On choisit un méridien origine, par exemple Greenwich, qui est l’axe des Y ; l’équateur est l’axe des X.

L’altération linéaire croît rapidement lorsque l’on s’éloigne de l’Equateur (isomètre central : lieu des points où le module linéaire a la valeur minimale).


2) Projection de Mercator Transverse Universelle (ou UTM)

C’est une représentation conforme transverse de l’ellipsoïde. Elle est limitée à 3° d’amplitude de part et d’autre du méridien d’origine, pour minimiser les déformations en limite de fuseau.
La Terre est ainsi divisée en 60 fuseaux de 6° (figure 4).
Remarque : les cartes de France à grandes et moyennes échelles, établies en projection conique conforme (que nous allons voir par la suite), sont revêtues d’un pseudo-quadrillage UTM pour des commodités de repèrage à usages multinationaux et militaires.

 

Figure 4: Projection UTM (zones 30 à 32)

 

L’altération linéaire est maximale sur les confins de la projection et on lui applique un coefficient de réduction.

Cette projection est universelle car elle est la même quel que soit le méridien choisi. Afin de ne pas avoir de coordonnées négatives, chaque point, origine des axes de coordonnées (intersection du méridien origine et de l’équateur), est défini par les coordonnées :
x = 500 km
y = 10 000 km Est pour l’hémisphère sud et 0 km pour l’hémisphère nord.
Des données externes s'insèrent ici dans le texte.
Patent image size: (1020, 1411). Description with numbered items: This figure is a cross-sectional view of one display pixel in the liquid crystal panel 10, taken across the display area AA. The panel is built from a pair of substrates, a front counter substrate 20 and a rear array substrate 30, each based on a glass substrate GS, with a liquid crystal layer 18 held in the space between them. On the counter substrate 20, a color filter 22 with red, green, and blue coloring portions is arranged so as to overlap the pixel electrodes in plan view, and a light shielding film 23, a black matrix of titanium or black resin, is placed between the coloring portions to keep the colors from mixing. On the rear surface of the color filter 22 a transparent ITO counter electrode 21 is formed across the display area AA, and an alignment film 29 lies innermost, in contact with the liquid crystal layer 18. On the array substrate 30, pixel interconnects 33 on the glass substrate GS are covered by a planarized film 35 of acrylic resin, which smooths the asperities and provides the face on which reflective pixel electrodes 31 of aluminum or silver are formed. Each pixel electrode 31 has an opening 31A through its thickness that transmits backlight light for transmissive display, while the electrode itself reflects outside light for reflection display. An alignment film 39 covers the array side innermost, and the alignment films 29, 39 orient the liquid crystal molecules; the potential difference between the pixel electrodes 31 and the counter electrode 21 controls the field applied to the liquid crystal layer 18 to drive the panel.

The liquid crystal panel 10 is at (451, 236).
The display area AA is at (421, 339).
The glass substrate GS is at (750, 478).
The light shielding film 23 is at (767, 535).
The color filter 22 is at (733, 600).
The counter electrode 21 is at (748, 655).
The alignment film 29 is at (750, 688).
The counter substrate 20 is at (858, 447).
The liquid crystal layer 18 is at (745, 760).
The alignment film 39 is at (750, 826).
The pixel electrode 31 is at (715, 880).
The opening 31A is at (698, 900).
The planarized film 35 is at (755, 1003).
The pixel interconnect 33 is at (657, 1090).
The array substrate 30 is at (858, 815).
La représentation UTM est la plus utilisée dans le monde pour le calcul des triangulations et l’établissement des cartes topographiques.


3) Projection Lambert 

Géométriquement, il s’agit de la projection de chaque point de l’ellipsoïde sur un cône qui lui est tangent selon un parallèle (isomètre central) (figure 5). Pour plus de précision, on utilise en pratique un cône sécant sur deux parallèles.

FIG5A1.GIF (9557 octets)

Figure 5: Projection Lambert

 

Quatre projections Lambert sont utilisées en France (1, 2, 3 et 4, du Nord au Sud). En outre, on peut citer la carte de l'Europe au 1/1000 000.
Les images des méridiens et des parallèles sont respectivement des droites concourantes et des arcs de cercle. La mesure des coordonnées d’un point du plan n’étant pas aisée, un système d’axe de coordonnées rectangulaires est établi ayant pour axe des y le méridien de Paris. L’origine O du système a pour coordonnées xo = 600 km et yo = 200 km de telle sorte que dans chaque zone il n’y ait pas de coordonnées négatives.
Elle est utilisée dans de nombreux autres pays (par exemple aux USA).